Sharpen the Axe: Why Pushing Harder Isn't Always the Answer
Apr 28, 2026
There's a story I come back to more than almost any other when I'm working with clients who feel stuck.
It goes like this:
Two woodsmen are tasked with cutting wood for the town. They both start at the same time. They both finish at the same time. Same hours, same goal, same job.
But throughout the day, one of them keeps taking breaks. Long ones. Several of them. The other goes straight through — head down, axe swinging, barely stopping to drink water.
At the end of the day, they count the wood.
The one who took all the breaks cut significantly more.
The one who worked straight through is baffled. A little annoyed, honestly. He walks over and asks — how? How did you cut more wood when you were barely working?
The other one looks at him and says, simply: "I was sharpening my axe."
The Tool That Makes the Work Possible
That answer lands differently depending on where someone is in their journey.

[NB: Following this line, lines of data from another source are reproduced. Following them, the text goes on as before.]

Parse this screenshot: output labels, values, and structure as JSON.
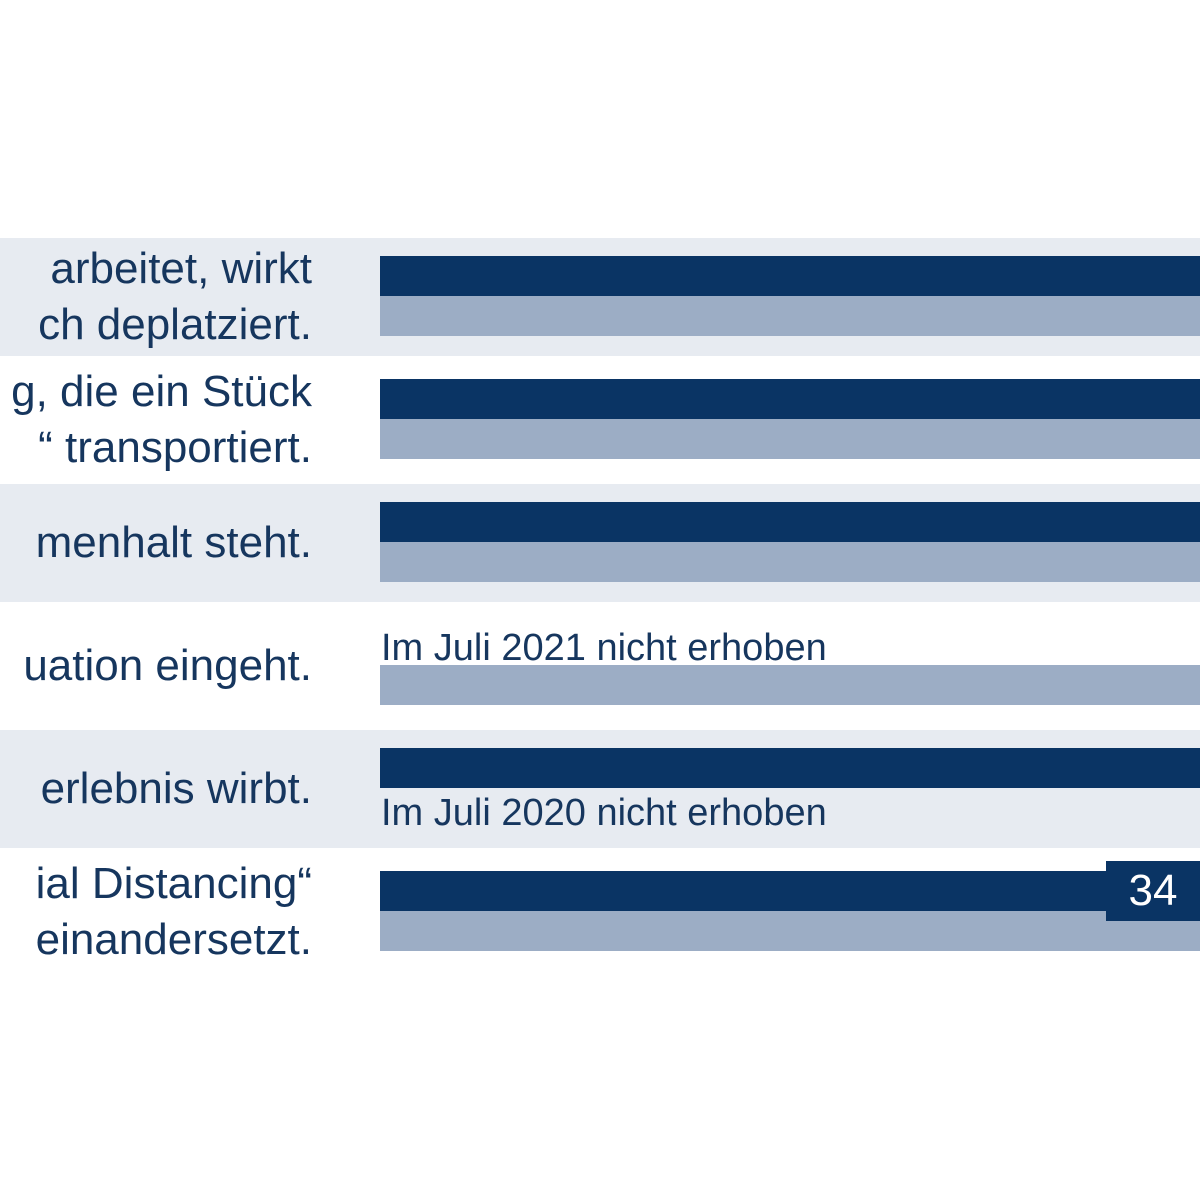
{
  "chart_data": {
    "type": "bar",
    "orientation": "horizontal",
    "legend": "",
    "categories": [
      "… arbeitet, wirkt … ch deplatziert.",
      "…g, die ein Stück …“ transportiert.",
      "…menhalt steht.",
      "…uation eingeht.",
      "…erlebnis wirbt.",
      "…ial Distancing“ …einandersetzt."
    ],
    "rows": [
      {
        "label_lines": [
          "arbeitet, wirkt",
          "ch deplatziert."
        ],
        "bar_2021": true,
        "bar_2020": true,
        "note": ""
      },
      {
        "label_lines": [
          "g, die ein Stück",
          "“ transportiert."
        ],
        "bar_2021": true,
        "bar_2020": true,
        "note": ""
      },
      {
        "label_lines": [
          "menhalt steht."
        ],
        "bar_2021": true,
        "bar_2020": true,
        "note": ""
      },
      {
        "label_lines": [
          "uation eingeht."
        ],
        "bar_2021": false,
        "bar_2020": true,
        "note": "Im Juli 2021 nicht erhoben"
      },
      {
        "label_lines": [
          "erlebnis wirbt."
        ],
        "bar_2021": true,
        "bar_2020": false,
        "note": "Im Juli 2020 nicht erhoben"
      },
      {
        "label_lines": [
          "ial Distancing“",
          "einandersetzt."
        ],
        "bar_2021": true,
        "bar_2020": true,
        "note": "",
        "value_label": "34"
      }
    ],
    "series": [
      {
        "values": [
          null,
          null,
          null,
          null,
          null,
          34
        ],
        "color": "#0a3464"
      },
      {
        "values": [
          null,
          null,
          null,
          null,
          null,
          null
        ],
        "color": "#9cadc5"
      }
    ],
    "colors": {
      "series_2021": "#0a3464",
      "series_2020": "#9cadc5",
      "row_band": "#e7ebf1",
      "text": "#16365e"
    },
    "grid": false
  }
}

For some clients, it's an immediate recognition — oh, that's what I've been missing. For others, there's resistance. A sense that resting still feels like giving up. That slowing down means falling behind.
But here's the thing. The woodsman who went straight through wasn't lazy for skipping the sharpening — he was just focused on the wrong thing. He was measuring effort instead of output. Time in instead of results out.

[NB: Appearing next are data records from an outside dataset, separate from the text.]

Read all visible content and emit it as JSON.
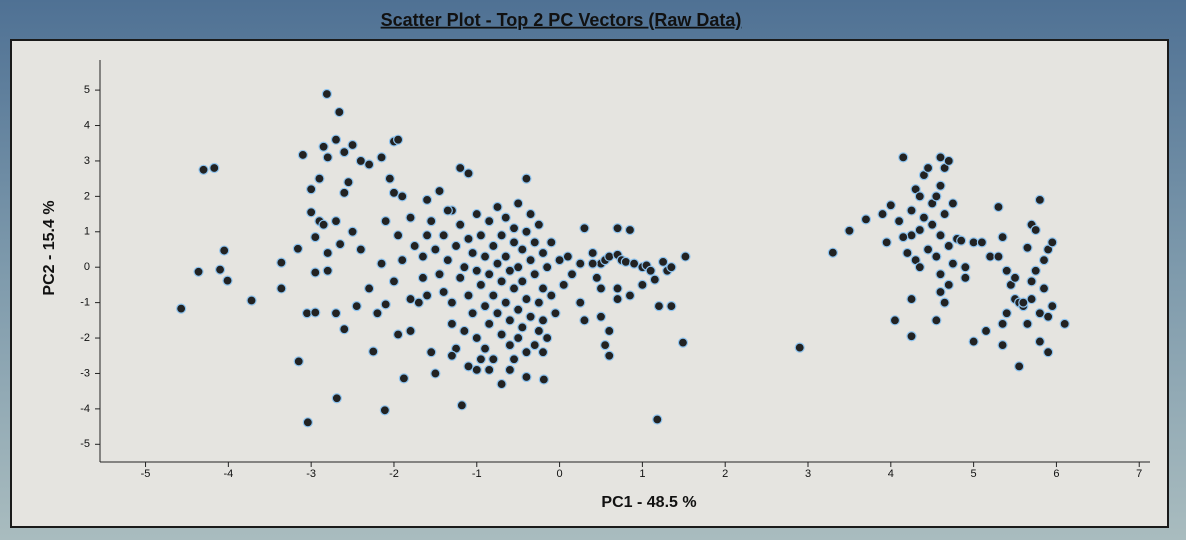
{
  "chart_data": {
    "type": "scatter",
    "title": "Scatter Plot - Top 2 PC Vectors (Raw Data)",
    "x_label": "PC1 - 48.5 %",
    "y_label": "PC2 - 15.4 %",
    "color": "#222222",
    "stroke": "#8ec3ee",
    "xlim": [
      -5.55,
      7.13
    ],
    "ylim": [
      -5.5,
      5.85
    ],
    "xticks": [
      -5,
      -4,
      -3,
      -2,
      -1,
      0,
      1,
      2,
      3,
      4,
      5,
      6,
      7
    ],
    "yticks": [
      -5,
      -4,
      -3,
      -2,
      -1,
      0,
      1,
      2,
      3,
      4,
      5
    ],
    "x": [
      -4.57,
      -4.3,
      -4.17,
      -4.36,
      -4.1,
      -4.05,
      -4.01,
      -3.72,
      -3.36,
      -3.36,
      -3.16,
      -3.15,
      -3.04,
      -3.1,
      -2.81,
      -2.66,
      -2.69,
      -2.11,
      -1.88,
      -2.25,
      -1.18,
      1.18,
      -0.19,
      1.49,
      2.9,
      3.3,
      3.5,
      1.52,
      -3.0,
      -2.9,
      -2.8,
      -2.85,
      -2.7,
      -2.6,
      -2.5,
      -2.4,
      -2.9,
      -3.0,
      -2.85,
      -2.7,
      -2.65,
      -2.8,
      -2.95,
      -2.95,
      -2.8,
      -3.05,
      -2.95,
      -2.7,
      -2.6,
      -2.5,
      -2.4,
      -2.3,
      -2.2,
      -2.15,
      -2.1,
      -2.05,
      -2.0,
      -1.95,
      -2.0,
      -1.9,
      -2.6,
      -2.3,
      -2.15,
      -1.95,
      -1.8,
      -1.8,
      -1.9,
      -1.95,
      -1.8,
      -1.75,
      -1.65,
      -1.6,
      -1.45,
      -1.3,
      -1.55,
      -1.5,
      -1.2,
      -1.1,
      -2.0,
      -2.1,
      -1.7,
      -2.45,
      -2.55,
      -1.5,
      -1.45,
      -1.4,
      -1.4,
      -1.35,
      -1.3,
      -1.3,
      -1.25,
      -1.2,
      -1.2,
      -1.15,
      -1.15,
      -1.1,
      -1.1,
      -1.05,
      -1.05,
      -1.0,
      -1.0,
      -1.0,
      -0.95,
      -0.95,
      -0.9,
      -0.9,
      -0.9,
      -0.85,
      -0.85,
      -0.85,
      -0.8,
      -0.8,
      -0.8,
      -0.75,
      -0.75,
      -0.75,
      -0.7,
      -0.7,
      -0.7,
      -0.65,
      -0.65,
      -0.65,
      -0.6,
      -0.6,
      -0.6,
      -0.55,
      -0.55,
      -0.55,
      -0.5,
      -0.5,
      -0.5,
      -0.5,
      -0.45,
      -0.45,
      -0.45,
      -0.4,
      -0.4,
      -0.4,
      -0.4,
      -0.35,
      -0.35,
      -0.35,
      -0.3,
      -0.3,
      -0.3,
      -0.25,
      -0.25,
      -0.25,
      -0.2,
      -0.2,
      -0.2,
      -0.15,
      -0.15,
      -0.1,
      -0.1,
      -0.05,
      0.0,
      0.05,
      0.1,
      0.15,
      -1.6,
      -1.6,
      -1.65,
      -1.55,
      -1.35,
      -1.25,
      -1.3,
      -0.95,
      -0.85,
      -0.7,
      -0.6,
      -0.4,
      -1.1,
      -1.0,
      -0.55,
      -0.2,
      0.25,
      0.3,
      0.4,
      0.5,
      0.55,
      0.6,
      0.7,
      0.75,
      0.8,
      0.7,
      0.85,
      0.9,
      1.0,
      1.05,
      1.1,
      1.15,
      1.25,
      1.3,
      1.35,
      0.25,
      0.3,
      0.5,
      0.5,
      0.6,
      0.55,
      0.6,
      0.7,
      0.7,
      0.85,
      1.0,
      1.2,
      1.35,
      0.4,
      0.45,
      3.7,
      3.9,
      3.95,
      4.0,
      4.1,
      4.15,
      4.2,
      4.25,
      4.25,
      4.3,
      4.35,
      4.3,
      4.4,
      4.4,
      4.45,
      4.5,
      4.55,
      4.55,
      4.6,
      4.6,
      4.65,
      4.65,
      4.7,
      4.7,
      4.75,
      4.75,
      4.8,
      4.6,
      4.6,
      4.65,
      4.7,
      4.55,
      4.25,
      4.25,
      4.05,
      4.35,
      4.9,
      4.85,
      4.9,
      4.15,
      4.45,
      4.5,
      4.35,
      4.6,
      5.0,
      5.1,
      5.2,
      5.3,
      5.3,
      5.35,
      5.4,
      5.45,
      5.5,
      5.55,
      5.5,
      5.55,
      5.4,
      5.35,
      5.35,
      5.0,
      5.15,
      5.65,
      5.7,
      5.75,
      5.8,
      5.75,
      5.7,
      5.7,
      5.65,
      5.8,
      5.8,
      5.85,
      5.85,
      5.9,
      5.95,
      5.9,
      5.95,
      5.9,
      6.1,
      5.6,
      5.6
    ],
    "values": [
      -1.17,
      2.75,
      2.8,
      -0.13,
      -0.07,
      0.47,
      -0.38,
      -0.94,
      0.13,
      -0.6,
      0.52,
      -2.66,
      -4.38,
      3.17,
      4.89,
      4.38,
      -3.7,
      -4.04,
      -3.14,
      -2.38,
      -3.9,
      -4.3,
      -3.17,
      -2.13,
      -2.27,
      0.41,
      1.03,
      0.3,
      2.2,
      2.5,
      3.1,
      3.4,
      3.6,
      3.25,
      3.45,
      3.0,
      1.3,
      1.55,
      1.2,
      1.3,
      0.65,
      0.4,
      0.85,
      -0.15,
      -0.1,
      -1.3,
      -1.28,
      -1.3,
      -1.75,
      1.0,
      0.5,
      -0.6,
      -1.3,
      0.1,
      1.3,
      2.5,
      3.55,
      3.6,
      2.1,
      2.0,
      2.1,
      2.9,
      3.1,
      -1.9,
      -1.8,
      -0.9,
      0.2,
      0.9,
      1.4,
      0.6,
      -0.3,
      1.9,
      2.15,
      1.6,
      -2.4,
      -3.0,
      2.8,
      2.65,
      -0.4,
      -1.05,
      -1.0,
      -1.1,
      2.4,
      0.5,
      -0.2,
      -0.7,
      0.9,
      0.2,
      -1.0,
      -1.6,
      0.6,
      -0.3,
      1.2,
      0.0,
      -1.8,
      0.8,
      -0.8,
      0.4,
      -1.3,
      1.5,
      -0.1,
      -2.0,
      0.9,
      -0.5,
      0.3,
      -1.1,
      -2.3,
      1.3,
      -0.2,
      -1.6,
      0.6,
      -0.8,
      -2.6,
      0.1,
      -1.3,
      1.7,
      -0.4,
      0.9,
      -1.9,
      0.3,
      -1.0,
      1.4,
      -0.1,
      -1.5,
      -2.2,
      0.7,
      -0.6,
      1.1,
      0.0,
      -1.2,
      -2.0,
      1.8,
      0.5,
      -0.4,
      -1.7,
      1.0,
      -0.9,
      -2.4,
      2.5,
      0.2,
      -1.4,
      1.5,
      -0.2,
      -2.2,
      0.7,
      -1.0,
      -1.8,
      1.2,
      0.4,
      -0.6,
      -1.5,
      0.0,
      -2.0,
      0.7,
      -0.8,
      -1.3,
      0.2,
      -0.5,
      0.3,
      -0.2,
      0.9,
      -0.8,
      0.3,
      1.3,
      1.6,
      -2.3,
      -2.5,
      -2.6,
      -2.9,
      -3.3,
      -2.9,
      -3.1,
      -2.8,
      -2.9,
      -2.6,
      -2.4,
      0.1,
      1.1,
      0.4,
      0.1,
      0.2,
      0.3,
      0.35,
      0.2,
      0.15,
      1.1,
      1.05,
      0.1,
      0.0,
      0.05,
      -0.1,
      -0.35,
      0.15,
      -0.1,
      0.0,
      -1.0,
      -1.5,
      -1.4,
      -0.6,
      -1.8,
      -2.2,
      -2.5,
      -0.6,
      -0.9,
      -0.8,
      -0.5,
      -1.1,
      -1.1,
      0.1,
      -0.3,
      1.35,
      1.5,
      0.7,
      1.75,
      1.3,
      3.1,
      0.4,
      0.9,
      1.6,
      2.2,
      1.05,
      0.2,
      2.6,
      1.4,
      0.5,
      1.8,
      2.0,
      0.3,
      3.1,
      0.9,
      1.5,
      2.8,
      3.0,
      0.6,
      1.8,
      0.1,
      0.8,
      -0.2,
      -0.7,
      -1.0,
      -0.5,
      -1.5,
      -0.9,
      -1.95,
      -1.5,
      0.0,
      0.0,
      0.75,
      -0.3,
      0.85,
      2.8,
      1.2,
      2.0,
      2.3,
      0.7,
      0.7,
      0.3,
      0.3,
      1.7,
      0.85,
      -0.1,
      -0.5,
      -0.9,
      -1.0,
      -0.3,
      -2.8,
      -1.3,
      -1.6,
      -2.2,
      -2.1,
      -1.8,
      0.55,
      1.2,
      1.05,
      1.9,
      -0.1,
      -0.4,
      -0.9,
      -1.6,
      -1.3,
      -2.1,
      -0.6,
      0.2,
      0.5,
      0.7,
      -1.4,
      -1.1,
      -2.4,
      -1.6,
      -1.1,
      -1.0
    ]
  }
}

And at some point, a dull axe takes more energy and does less work. No amount of extra effort changes that equation. You can swing harder — and still cut less wood.

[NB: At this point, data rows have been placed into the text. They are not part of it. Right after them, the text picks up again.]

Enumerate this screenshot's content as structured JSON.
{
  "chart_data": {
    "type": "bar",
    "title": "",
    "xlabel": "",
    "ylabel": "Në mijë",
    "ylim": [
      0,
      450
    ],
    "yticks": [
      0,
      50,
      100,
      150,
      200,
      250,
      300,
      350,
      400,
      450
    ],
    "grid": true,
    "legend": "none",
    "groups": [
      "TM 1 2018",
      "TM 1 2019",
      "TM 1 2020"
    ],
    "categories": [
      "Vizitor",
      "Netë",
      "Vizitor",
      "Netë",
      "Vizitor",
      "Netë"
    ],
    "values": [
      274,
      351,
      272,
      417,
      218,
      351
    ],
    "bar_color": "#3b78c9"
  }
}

Where I See This in Practice
This pattern shows up constantly in the context of training, pain management, and recovery.
Someone is working hard. They're consistent. They're putting in the time. But they're not sleeping well, they're skipping the recovery work, they're pushing through fatigue rather than addressing it. And the results — in terms of how they feel, how they move, how their system responds — aren't matching the effort they're putting in.
The instinct is to push harder. More sessions. More intensity. More “fixes”. More discipline.
But if the system is depleted, the effort doesn't convert the way you'd expect. You're swinging a dull axe. And swinging harder with a dull axe just wears you out faster.
What's actually needed — even though it feels counterintuitive — is to stop and sharpen.
What Sharpening Actually Looks Like
This is where it gets practical.
Sharpening isn't one thing. It looks different depending on the person and what they're working on. But broadly, it includes the things that most people treat as optional extras — the things that get dropped first when life gets busy.
Sleep is probably the biggest one. The nervous system does a significant amount of its repair and regulation work during sleep. Cutting it short consistently is like taking a file to the blade every night and wondering why the axe keeps getting duller.
Recovery between sessions — whether that's active recovery, rest, or simply not training at maximum intensity every day — matters more than most people want it to. The adaptation doesn't happen during the hard session. It happens in the space after it.
Nervous system regulation work — breathwork, somatic practices, time to decompress — helps the system come down out of a high-alert state so it can actually process and recover. A nervous system that's stuck in overdrive can't restore efficiently, no matter how much rest you try to give it.
None of these are passive. They're all incredibly important parts of the work. They're just a different kind of work than the obvious kind.
The Reframe That Changes Things
One of the most useful shifts I see in clients is when they stop thinking of recovery as a reward for effort — something they earn when they've done enough — and start treating it as a requirement for the effort to mean anything.
You don't sharpen the axe after all the wood is cut. You sharpen it so you can cut the wood effectively.
The rest isn't the break from the work. The rest is part of the work.
"You can't expect full output from a depleted system."
This applies whether you're training for performance, managing chronic pain, working through fatigue, or just trying to keep up with the demands of daily life. The principle is the same. If the tool is dull, the results will reflect that — no matter how much effort goes in.
A Question Worth Sitting With
If you've been pushing hard without seeing the results you'd expect — or if you've been feeling like something's off but you can't quite identify what — it might be worth asking yourself honestly:
When's the last time I sharpened the axe?
Not as a criticism. Just as a genuine question.
Because sometimes the most productive thing you can do is put the axe down for a bit, find the file, and take care of the tool.
The wood will still be there. And you'll cut a lot more of it.